Unsloth just dropped an easy guide to fine‑tune Qwen3.5 — think: teaching the model new tricks with your own data — and the crowd went loud. The headline promises are spicy: up to 1.5× faster training with about 50% less memory, works for text and images, and the big boy (35B) can be trained with a “clip‑on” adapter called LoRA on 74GB of GPU. Caveats sparked memes: compile times drag on older cards because of custom kernels, and 4‑bit training (QLoRA) is a no‑go on Qwen3.5. You can even choose which parts to tune (vision, language, attention, MLP), then export to formats that play nice elsewhere and push to Hugging Face. If things go weird in other apps, Unsloth says it’s usually a mismatched chat format.

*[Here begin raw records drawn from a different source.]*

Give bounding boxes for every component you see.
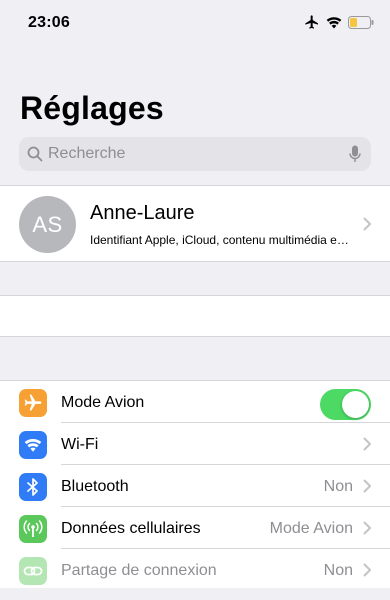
chevron-right-icon: [363, 563, 371, 577]
settings-row-label: Bluetooth: [61, 478, 129, 495]
toggle-knob: [342, 391, 369, 418]
hotspot-icon: [19, 557, 47, 585]
settings-row-value: Non: [323, 562, 353, 579]
settings-row-airplane-mode[interactable]: Mode Avion: [0, 381, 390, 423]
settings-row-personal-hotspot[interactable]: Partage de connexion Non: [0, 549, 390, 591]
search-icon: [27, 146, 43, 162]
airplane-mode-toggle[interactable]: [320, 389, 371, 420]
settings-row-wifi[interactable]: Wi-Fi: [0, 423, 390, 465]
search-input[interactable]: [48, 137, 349, 171]
chevron-right-icon: [363, 521, 371, 535]
page-title: Réglages: [20, 90, 164, 126]
airplane-icon: [304, 14, 320, 30]
settings-row-label: Mode Avion: [61, 394, 145, 411]
status-icons: [304, 14, 374, 30]
settings-row-label: Wi-Fi: [61, 436, 99, 453]
settings-row-value: Mode Avion: [269, 520, 353, 537]
profile-name: Anne-Laure: [90, 202, 195, 224]
wifi-icon: [19, 431, 47, 459]
settings-row-cellular[interactable]: Données cellulaires Mode Avion: [0, 507, 390, 549]
cellular-antenna-icon: [19, 515, 47, 543]
wifi-icon: [326, 16, 342, 29]
bluetooth-icon: [19, 473, 47, 501]
chevron-right-icon: [363, 437, 371, 451]
settings-row-label: Données cellulaires: [61, 520, 201, 537]
microphone-icon[interactable]: [349, 145, 361, 163]
profile-subtitle: Identifiant Apple, iCloud, contenu multi…: [90, 233, 352, 247]
settings-row-value: Non: [323, 478, 353, 495]
chevron-right-icon: [363, 217, 371, 231]
chevron-right-icon: [363, 479, 371, 493]
status-bar: 23:06: [0, 0, 390, 44]
empty-settings-group: [0, 295, 390, 337]
avatar: AS: [19, 196, 76, 253]
airplane-icon: [19, 389, 47, 417]
battery-icon: [348, 15, 374, 29]
search-bar[interactable]: [19, 137, 371, 171]
apple-id-profile-row[interactable]: AS Anne-Laure Identifiant Apple, iCloud,…: [0, 185, 390, 262]
settings-row-bluetooth[interactable]: Bluetooth Non: [0, 465, 390, 507]
status-time: 23:06: [28, 14, 70, 31]
settings-row-label: Partage de connexion: [61, 562, 217, 579]
settings-list: Mode Avion Wi-Fi Bluetooth Non Données c…: [0, 380, 390, 588]
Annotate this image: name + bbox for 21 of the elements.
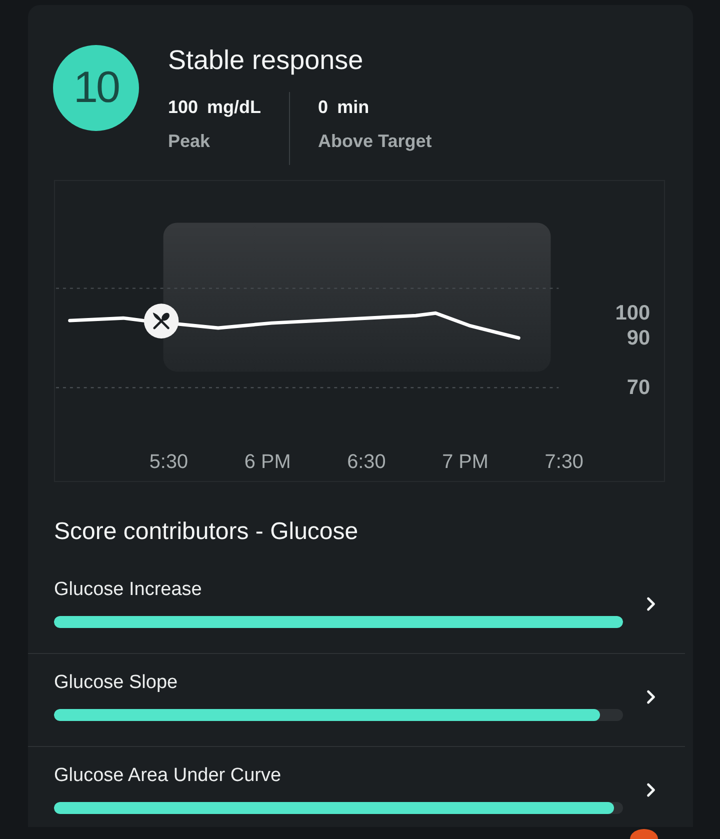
contributor-label: Glucose Slope <box>54 672 179 694</box>
section-title: Score contributors - Glucose <box>54 518 360 546</box>
x-axis-label: 6 PM <box>244 451 291 474</box>
x-axis-label: 7:30 <box>544 451 584 474</box>
y-axis-label: 90 <box>626 326 650 350</box>
stat-value: 100 <box>168 96 198 118</box>
response-title: Stable response <box>168 45 364 75</box>
x-axis-label: 5:30 <box>149 451 188 474</box>
score-circle: 10 <box>53 45 139 131</box>
utensils-icon[interactable] <box>144 304 179 338</box>
stat-value: 0 <box>318 96 328 118</box>
contributor-label: Glucose Increase <box>54 579 203 601</box>
stat-unit: mg/dL <box>207 96 262 118</box>
contributor-label: Glucose Area Under Curve <box>54 765 282 787</box>
stat-unit: min <box>337 96 370 118</box>
x-axis-label: 6:30 <box>347 451 386 474</box>
stat-label: Above Target <box>318 130 432 152</box>
x-axis-label: 7 PM <box>442 451 488 474</box>
y-axis-label: 70 <box>626 376 650 400</box>
y-axis-label: 100 <box>615 302 650 325</box>
stat-label: Peak <box>168 130 212 152</box>
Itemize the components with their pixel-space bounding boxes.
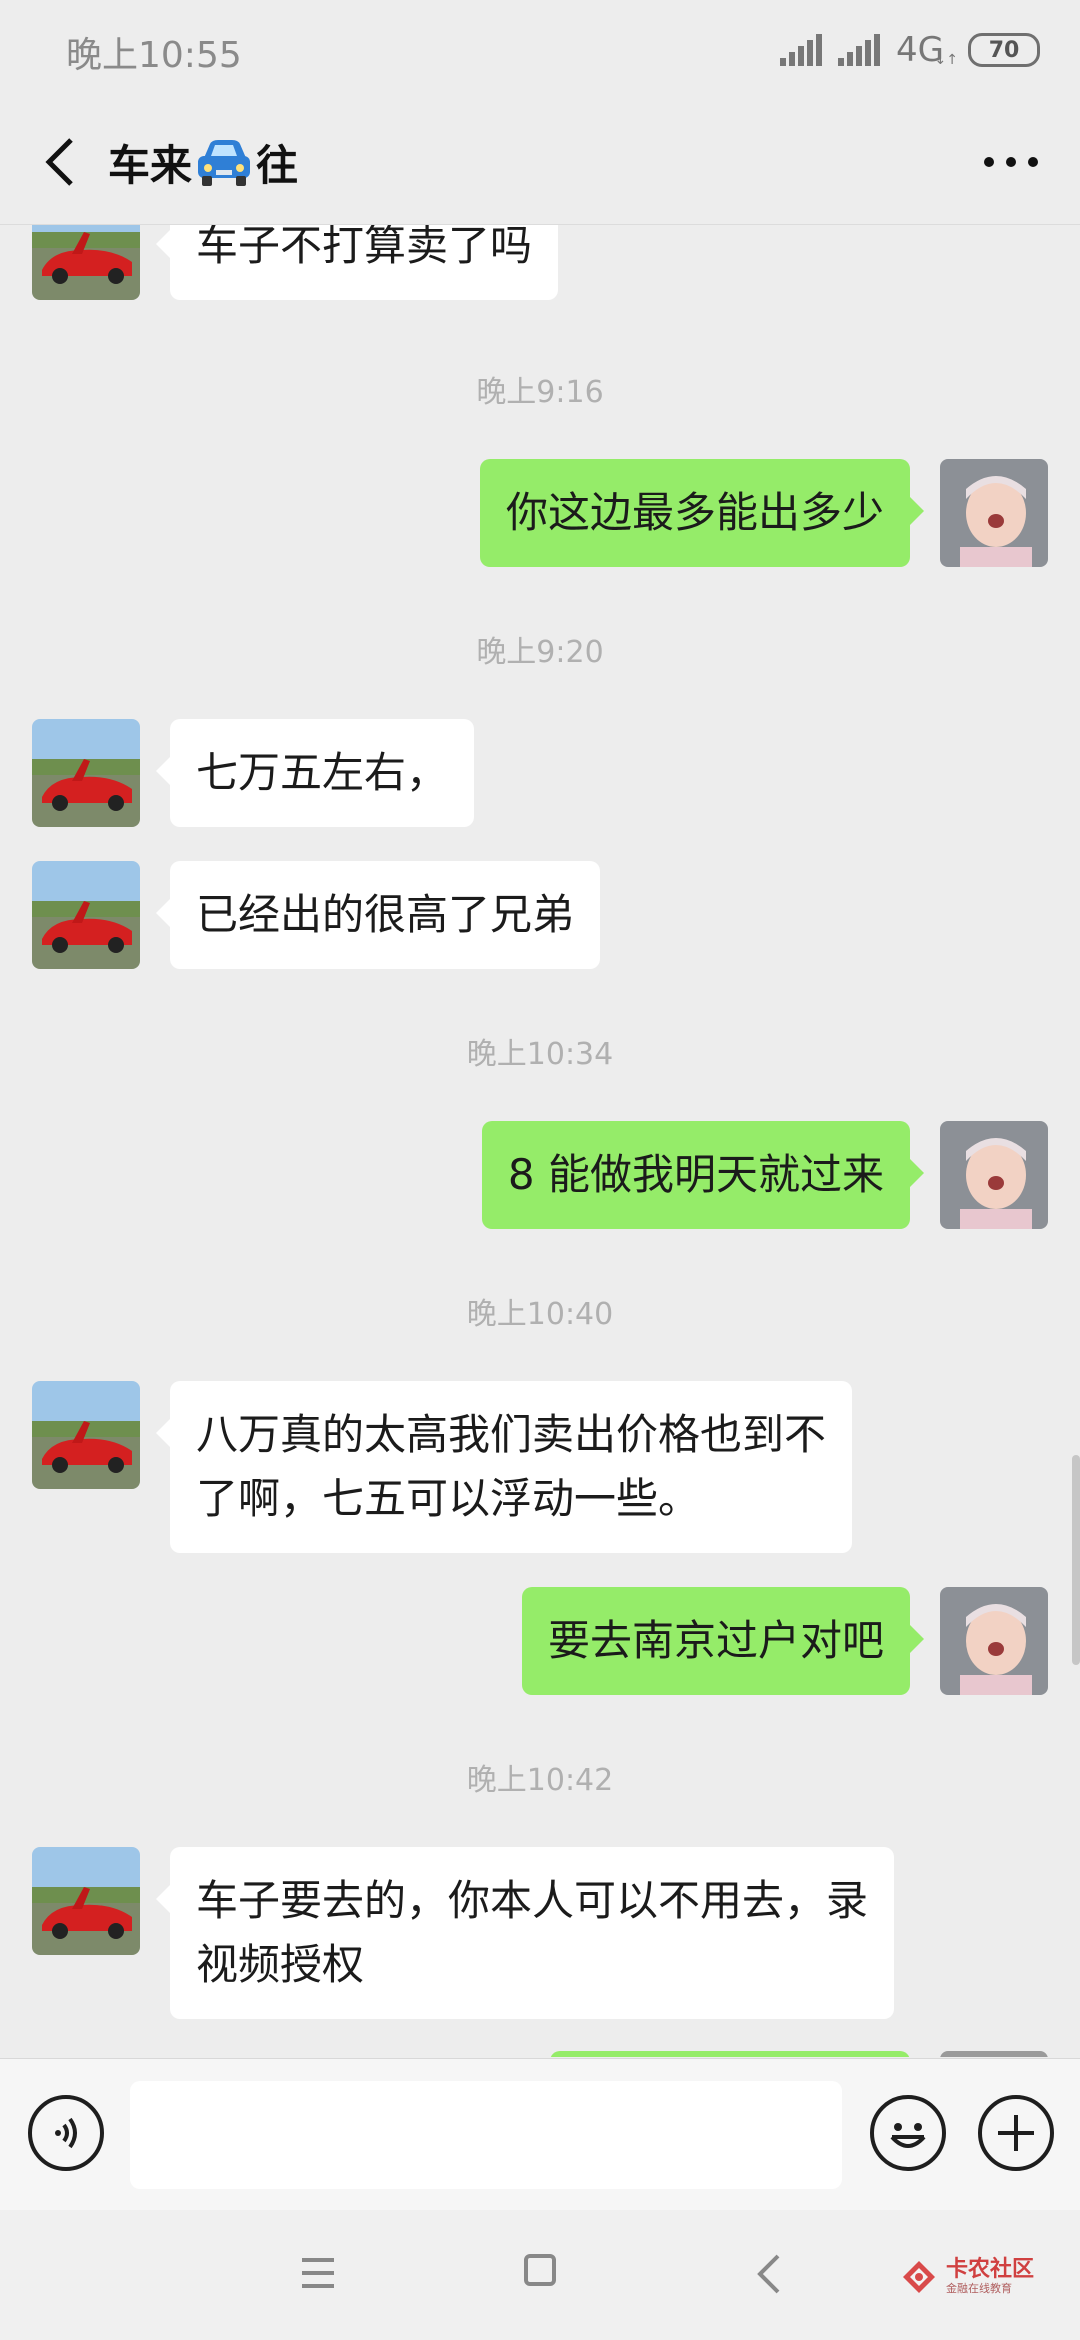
my-avatar[interactable] xyxy=(940,1121,1048,1229)
emoji-icon xyxy=(890,2123,926,2148)
my-avatar[interactable] xyxy=(940,1587,1048,1695)
watermark: 卡农社区 金融在线教育 xyxy=(900,2252,1034,2302)
contact-avatar[interactable] xyxy=(32,225,140,300)
message-row: 8 能做我明天就过来 xyxy=(0,1121,1080,1231)
back-icon[interactable] xyxy=(754,2252,784,2296)
scrollbar-thumb[interactable] xyxy=(1072,1455,1080,1665)
status-bar: 晚上10:55 4G ↓↑ 70 xyxy=(0,0,1080,100)
chat-title: 车来 往 xyxy=(108,130,298,194)
my-avatar[interactable] xyxy=(940,459,1048,567)
message-input[interactable] xyxy=(130,2081,842,2189)
message-row: 七万五左右， xyxy=(0,719,1080,829)
home-icon[interactable] xyxy=(524,2254,556,2286)
message-bubble-incoming[interactable]: 车子不打算卖了吗 xyxy=(155,225,559,300)
watermark-subtitle: 金融在线教育 xyxy=(946,2282,1012,2295)
contact-avatar[interactable] xyxy=(32,861,140,969)
message-timestamp: 晚上10:34 xyxy=(466,1037,614,1072)
message-row: 车子不打算卖了吗 xyxy=(0,225,1080,312)
plus-icon xyxy=(998,2115,1034,2151)
car-emoji-icon xyxy=(198,140,251,186)
back-button[interactable] xyxy=(30,130,90,194)
emoji-button[interactable] xyxy=(870,2095,946,2171)
chat-header: 车来 往 xyxy=(0,100,1080,225)
more-functions-button[interactable] xyxy=(978,2095,1054,2171)
watermark-title: 卡农社区 xyxy=(946,2257,1035,2282)
menu-icon[interactable] xyxy=(300,2256,336,2290)
message-bubble-incoming[interactable]: 七万五左右， xyxy=(155,719,475,827)
signal-icon xyxy=(780,34,824,66)
message-bubble-incoming[interactable]: 车子要去的，你本人可以不用去，录 视频授权 xyxy=(155,1847,895,2019)
battery-level: 70 xyxy=(988,37,1020,63)
message-bubble-incoming[interactable]: 八万真的太高我们卖出价格也到不 了啊，七五可以浮动一些。 xyxy=(155,1381,853,1553)
message-timestamp: 晚上9:16 xyxy=(476,375,604,410)
message-row: 已经出的很高了兄弟 xyxy=(0,861,1080,971)
message-row: 你这边最多能出多少 xyxy=(0,459,1080,569)
chat-title-part: 车来 xyxy=(108,140,193,190)
more-dots-icon xyxy=(984,157,1038,167)
voice-icon xyxy=(55,2117,77,2149)
message-row: 要去南京过户对吧 xyxy=(0,1587,1080,1697)
message-timestamp: 晚上10:40 xyxy=(466,1297,614,1332)
network-label: 4G ↓↑ xyxy=(896,30,958,70)
message-bubble-outgoing[interactable]: 8 能做我明天就过来 xyxy=(481,1121,925,1229)
battery-icon: 70 xyxy=(968,33,1040,67)
chevron-left-icon xyxy=(45,138,73,186)
message-bubble-outgoing[interactable]: 要去南京过户对吧 xyxy=(521,1587,925,1695)
message-list[interactable]: 车子不打算卖了吗 晚上9:16 你这边最多能出多少 晚上9:20 七万五左右， … xyxy=(0,225,1080,2057)
chat-title-part: 往 xyxy=(256,140,299,190)
watermark-logo-icon xyxy=(903,2261,935,2293)
message-timestamp: 晚上9:20 xyxy=(476,635,604,670)
status-icons: 4G ↓↑ 70 xyxy=(780,30,1040,70)
message-timestamp: 晚上10:42 xyxy=(466,1763,614,1798)
message-row: 车子要去的，你本人可以不用去，录 视频授权 xyxy=(0,1847,1080,2027)
voice-button[interactable] xyxy=(28,2095,104,2171)
input-bar xyxy=(0,2058,1080,2211)
status-time: 晚上10:55 xyxy=(66,35,242,76)
my-avatar-partial[interactable] xyxy=(940,2051,1048,2057)
contact-avatar[interactable] xyxy=(32,719,140,827)
system-nav-bar: 卡农社区 金融在线教育 xyxy=(0,2210,1080,2340)
message-row: 八万真的太高我们卖出价格也到不 了啊，七五可以浮动一些。 xyxy=(0,1381,1080,1561)
message-bubble-outgoing[interactable]: 你这边最多能出多少 xyxy=(479,459,925,567)
contact-avatar[interactable] xyxy=(32,1847,140,1955)
signal-icon xyxy=(838,34,882,66)
contact-avatar[interactable] xyxy=(32,1381,140,1489)
more-button[interactable] xyxy=(976,134,1046,190)
message-bubble-incoming[interactable]: 已经出的很高了兄弟 xyxy=(155,861,601,969)
message-bubble-outgoing-partial[interactable] xyxy=(550,2051,910,2057)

And then came the drama. One camp shouted: stop fine‑tuning everything — just “prompt better” and use retrieval (feeding documents at question time) since Qwen’s huge memory window can swallow context. Another camp asked for real‑world wins, and they got them: edge deployments on NVIDIA Jetson, offline retail analytics, industrial inspection — all cheering LoRA for keeping models lean. The spice level rose when a commenter complained about Qwen leadership going “more business,” fearing the end of the open‑source vibe. Jokes flew about “T4 compile time being the new loading screen” and “LoRA isn’t a yoga class.” Verdict: tech win, community cage match.
Key Points
- •Unsloth supports fine-tuning the Qwen3.5 family (0.8B–122B, including MoE) for both text and vision.
- •Unsloth reports 1.5× faster training and ~50% less VRAM use versus FA2 setups; Qwen3.5-35B-A3B bf16 LoRA fits in 74GB VRAM.
- •QLoRA (4-bit) is not recommended for Qwen3.5 models (MoE and dense) due to quantization differences.
- •Custom Mamba Triton kernels may slow initial training compilation, especially on T4 GPUs.
- •The guide provides code for SFT, selective layer fine-tuning for vision, and exporting to GGUF or merged 16-bit models, with Hub upload options.